Review of Jude O'Reilly's Heartbreaker: No One's an Angel


I just finished Jude O'Reilly's Heartbreaker, about a desperate mother's hunt for a serial killer who wiped out her whole family and left her to blame, literally.  I really enjoyed this novel, chocked full of stunners, replete with a multi-twist ending with shocker after shocker.

Now, readers of this blog will know my high regard for Dexter and its spinoffs, about a serial killer intent on eliminating serial killers and others out to destroy more or less good people.  O'Reilly's serial killer would be an ideal target of Dexter, he or she -- they, in today's parlance -- has nothing good about them.

O'Reilly has a keen understanding of human nature, including academe, a field I know all too well.  "Some of my colleagues are more interested in their own research. But for me, it’s the light that goes on in their eyes when a young person realizes a profound truth for the first time,” a professor tells the mother hunting the serial killer.  And O'Reilly's way with words infuses other elements of the story that somehow manages to be sassy, sexy, sage, and frightening throughout.  

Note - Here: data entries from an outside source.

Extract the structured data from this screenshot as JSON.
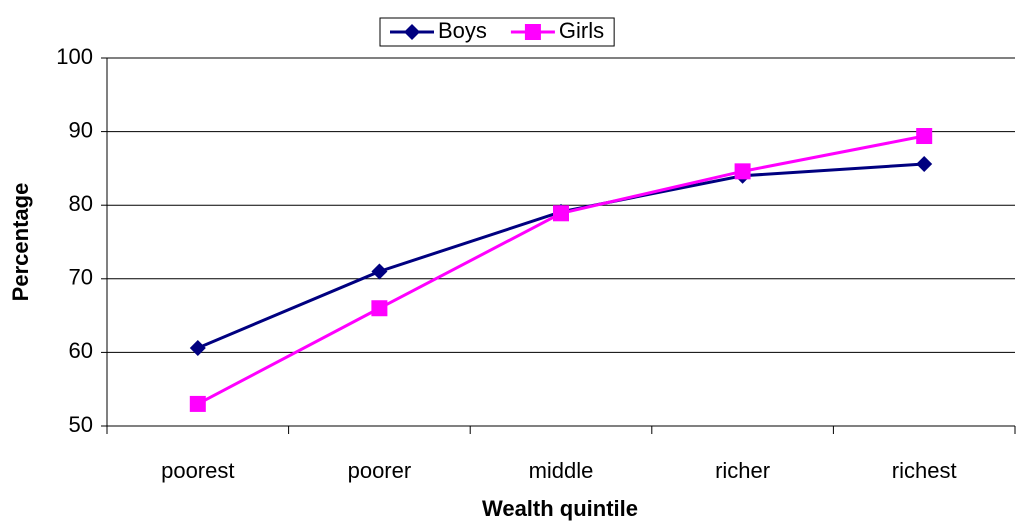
{
  "chart_data": {
    "type": "line",
    "x_label": "Wealth quintile",
    "y_label": "Percentage",
    "categories": [
      "poorest",
      "poorer",
      "middle",
      "richer",
      "richest"
    ],
    "series": [
      {
        "name": "Boys",
        "color": "#000080",
        "marker": "diamond",
        "values": [
          60.6,
          71.0,
          79.1,
          84.0,
          85.6
        ]
      },
      {
        "name": "Girls",
        "color": "#ff00ff",
        "marker": "square",
        "values": [
          53.0,
          66.0,
          78.9,
          84.6,
          89.4
        ]
      }
    ],
    "ylim": [
      50,
      100
    ],
    "yticks": [
      50,
      60,
      70,
      80,
      90,
      100
    ],
    "grid": true,
    "legend": "top"
  }
}
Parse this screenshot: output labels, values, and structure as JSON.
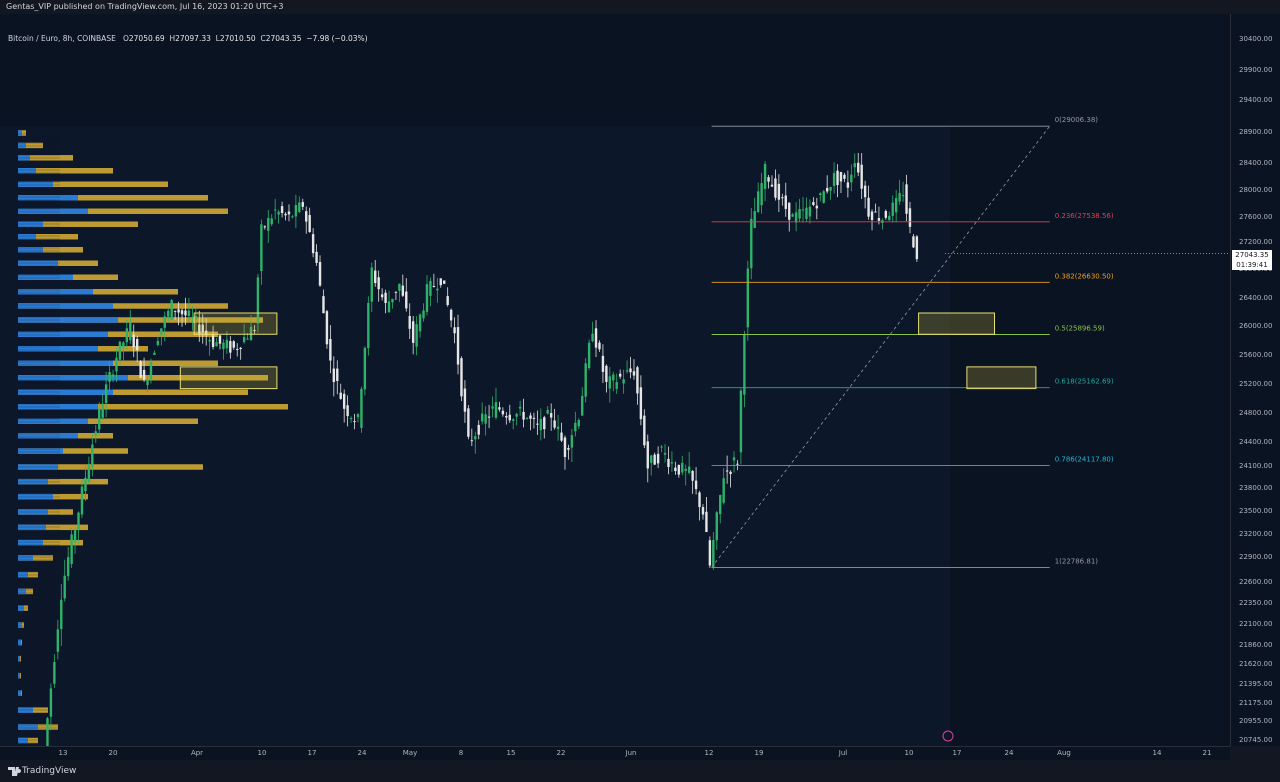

Harvesting organs has played a role in fiction at least since Robin Cook's Coma in 1977, made into a movie the following year by Michael Crichton. Heartbreaker -- which applies more than figuratively to its story -- takes this to a whole new level.  Daphne, the desperate mother, is a defense attorney, and her interactions with police and lawyers provide a simmering blend of law, medicine, and often life-and-death ethical dilemmas that you'll likely ponder long after you finish the novel.

O'Reilly is British, and among the new words and phrases her novel taught me are "swallow hands","kohl eyes","plinth", and "blagging".  They'll be no blagging of your time if you read Heartbreaker, and I highly recommend it if your heart and soul are in need of a rollercoaster ride.